Cerebral perfusion pressure is calculated by the formula CPP = MAP − ICP, where MAP is mean arterial pressure. Therefore, as intracranial pressure rises to malignant levels, CPP falls. This is problematic in the treatment of elevated ICP, because attempts to continue perfusing the brain (elevating CPP) can occur only by elevating blood pressure (MAP). Increasing blood pressure with already elevated ICP leads to loss of the brain’s normal autoregulatory mechanisms, which eventually results in even higher ICP. Much debate exists over whether to focus treatment on CPP or ICP. Early studies indicated that greater than a 20-mm Hg elevation in ICP for sustained intervals was associated with poor neurologic outcome. Later studies indicated that CPP less than 60 mm Hg was also associated with worse outcome. Recent preliminary studies, however, have shown that aggressive maintenance of CPP at a level higher than 60 mm Hg, even with prolonged ICP higher than 50 mm Hg for more than 48 hours, may still lead to a good neurologic outcome. Further randomized trials need to be performed before definitive recommendations can be made. Unfortunately, there are no level I studies indicating an optimal CPP threshold or ICP limit on which to base CPP-guided therapy.
The initial steps in controlling elevated ICP include medical therapies such as raising the head of the bed, maintaining the patient’s head straight, hyperventilation, and hyperosmolar therapy. Hyperventilation is a quick and easy way to lower ICP in theory, for lowering Pco2 will decrease cerebral blood flow and reverse brain parenchymal and CSF acidosis. However, hyperventilation is not without consequence. Disadvantages include induced vasoconstriction to a point where ischemia develops. The alkalization of cerebrospinal fluid is also very short-lived with hyperventilation. In a direct comparison of hyperventilation and no hyperventilation in patients with severe head injury, some studies have shown a statistically significant worse outcome in the hyperventilation group, mainly because of ischemia induced by the prolonged therapy. However, temporary hyperventilation is still a useful tool to lower ICP until other measures can be instituted.
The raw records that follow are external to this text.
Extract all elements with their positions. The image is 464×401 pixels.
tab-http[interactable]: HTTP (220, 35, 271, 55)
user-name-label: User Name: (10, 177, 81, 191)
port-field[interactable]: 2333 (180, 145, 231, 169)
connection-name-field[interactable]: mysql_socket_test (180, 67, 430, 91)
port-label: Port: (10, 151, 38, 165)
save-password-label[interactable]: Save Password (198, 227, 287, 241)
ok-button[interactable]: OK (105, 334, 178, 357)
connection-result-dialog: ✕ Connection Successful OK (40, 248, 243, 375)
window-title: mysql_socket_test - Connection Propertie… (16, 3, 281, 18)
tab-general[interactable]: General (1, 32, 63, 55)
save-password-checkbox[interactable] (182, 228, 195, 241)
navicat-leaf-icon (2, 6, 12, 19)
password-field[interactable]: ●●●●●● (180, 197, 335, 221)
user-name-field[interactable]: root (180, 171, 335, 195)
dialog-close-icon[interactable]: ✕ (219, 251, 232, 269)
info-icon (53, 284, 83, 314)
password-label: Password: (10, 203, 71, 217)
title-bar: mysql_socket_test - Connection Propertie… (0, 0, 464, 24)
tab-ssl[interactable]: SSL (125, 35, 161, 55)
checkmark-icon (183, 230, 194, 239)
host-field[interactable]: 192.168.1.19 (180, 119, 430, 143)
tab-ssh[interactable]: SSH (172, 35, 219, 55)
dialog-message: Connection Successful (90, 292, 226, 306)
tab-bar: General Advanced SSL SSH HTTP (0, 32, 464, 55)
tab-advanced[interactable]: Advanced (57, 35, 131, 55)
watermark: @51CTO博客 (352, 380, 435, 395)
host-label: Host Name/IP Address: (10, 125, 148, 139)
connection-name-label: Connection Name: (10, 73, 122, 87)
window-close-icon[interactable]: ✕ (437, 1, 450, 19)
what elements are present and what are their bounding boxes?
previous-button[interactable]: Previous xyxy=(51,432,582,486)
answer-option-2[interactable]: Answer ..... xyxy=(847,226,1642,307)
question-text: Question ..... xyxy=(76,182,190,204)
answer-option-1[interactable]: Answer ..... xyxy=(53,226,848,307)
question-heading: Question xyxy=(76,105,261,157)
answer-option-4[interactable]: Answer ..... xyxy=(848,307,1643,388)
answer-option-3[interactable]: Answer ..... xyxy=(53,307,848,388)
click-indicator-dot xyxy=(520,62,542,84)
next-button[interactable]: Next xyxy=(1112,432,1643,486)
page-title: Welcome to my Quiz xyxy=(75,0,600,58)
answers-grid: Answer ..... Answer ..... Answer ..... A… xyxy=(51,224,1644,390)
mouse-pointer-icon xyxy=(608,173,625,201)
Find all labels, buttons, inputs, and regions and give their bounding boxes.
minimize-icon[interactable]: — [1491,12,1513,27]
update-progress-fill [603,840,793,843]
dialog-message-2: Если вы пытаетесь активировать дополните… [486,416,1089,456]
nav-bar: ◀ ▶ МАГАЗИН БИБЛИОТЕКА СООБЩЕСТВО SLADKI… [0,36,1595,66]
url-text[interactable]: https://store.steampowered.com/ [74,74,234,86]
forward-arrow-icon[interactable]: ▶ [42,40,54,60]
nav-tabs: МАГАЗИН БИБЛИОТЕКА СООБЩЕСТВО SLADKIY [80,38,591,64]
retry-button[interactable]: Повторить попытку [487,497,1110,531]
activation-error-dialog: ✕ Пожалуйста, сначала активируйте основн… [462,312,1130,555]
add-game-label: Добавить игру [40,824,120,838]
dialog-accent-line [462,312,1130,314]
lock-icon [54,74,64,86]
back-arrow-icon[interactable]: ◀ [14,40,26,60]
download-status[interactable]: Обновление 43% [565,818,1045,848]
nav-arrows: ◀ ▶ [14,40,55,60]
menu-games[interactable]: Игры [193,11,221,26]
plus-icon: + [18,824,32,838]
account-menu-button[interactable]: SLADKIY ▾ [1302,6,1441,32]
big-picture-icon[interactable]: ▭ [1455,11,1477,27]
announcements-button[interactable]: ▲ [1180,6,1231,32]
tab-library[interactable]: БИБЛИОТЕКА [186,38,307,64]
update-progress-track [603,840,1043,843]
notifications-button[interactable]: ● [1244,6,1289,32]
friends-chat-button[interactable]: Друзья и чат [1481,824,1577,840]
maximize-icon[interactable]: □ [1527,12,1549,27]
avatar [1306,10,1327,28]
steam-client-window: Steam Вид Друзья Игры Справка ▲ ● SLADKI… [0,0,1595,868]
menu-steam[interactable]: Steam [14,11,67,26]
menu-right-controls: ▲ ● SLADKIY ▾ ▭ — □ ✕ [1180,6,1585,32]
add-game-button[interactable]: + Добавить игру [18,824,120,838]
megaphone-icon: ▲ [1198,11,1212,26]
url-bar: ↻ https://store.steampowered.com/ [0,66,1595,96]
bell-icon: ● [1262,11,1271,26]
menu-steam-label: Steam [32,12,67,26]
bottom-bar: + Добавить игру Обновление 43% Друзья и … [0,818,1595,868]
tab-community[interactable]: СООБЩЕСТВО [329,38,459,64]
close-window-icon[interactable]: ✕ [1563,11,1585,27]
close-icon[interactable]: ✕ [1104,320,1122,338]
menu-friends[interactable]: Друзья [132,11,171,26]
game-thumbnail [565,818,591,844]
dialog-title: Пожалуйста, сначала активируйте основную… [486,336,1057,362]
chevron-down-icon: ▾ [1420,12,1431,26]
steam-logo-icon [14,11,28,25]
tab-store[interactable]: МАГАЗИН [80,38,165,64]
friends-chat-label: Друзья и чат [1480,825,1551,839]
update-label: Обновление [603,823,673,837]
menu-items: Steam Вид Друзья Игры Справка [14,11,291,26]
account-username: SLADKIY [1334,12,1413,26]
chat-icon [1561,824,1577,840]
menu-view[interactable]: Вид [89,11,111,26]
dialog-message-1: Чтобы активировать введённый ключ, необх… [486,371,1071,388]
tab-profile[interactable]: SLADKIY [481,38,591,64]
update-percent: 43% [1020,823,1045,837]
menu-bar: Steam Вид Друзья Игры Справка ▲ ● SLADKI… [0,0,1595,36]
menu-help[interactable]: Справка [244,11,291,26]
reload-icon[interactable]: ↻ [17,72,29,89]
The usual hyperosmolar agents used in the setting of traumatic brain injury are mannitol and hypertonic saline. Mannitol has three postulated effects: (1) plasma expansion, which improves cerebral rheology; (2) antioxidant effect, which improves the cerebral reaction to ischemia; and (3) osmotic diuresis, which lowers MAP and then ICP in a slightly delayed fashion. This third mechanism, however, could be detrimental if diuresis decreases MAP to a point of reduced CPP. Regardless, a level III randomized controlled trial has shown improved outcome with mannitol therapy. Hypertonic saline, in contrast, reduces ICP while preserving or improving CPP. Although it is questioned whether the reduction in ICP by hypertonic saline is greater than that by mannitol, few studies have directly compared the two, and they are rarely compared in equimolar doses. Additionally, despite hypertonic saline’s proved effect on control of ICP, no evidence of improved outcome exists. As a result, there is insufficient evidence to support the use of hypertonic saline over mannitol for osmotherapy in adults. Hemicraniectomy has an important role in the treatment of elevated ICP; however, it is rarely used as first-line therapy except in some cases of malignant stroke.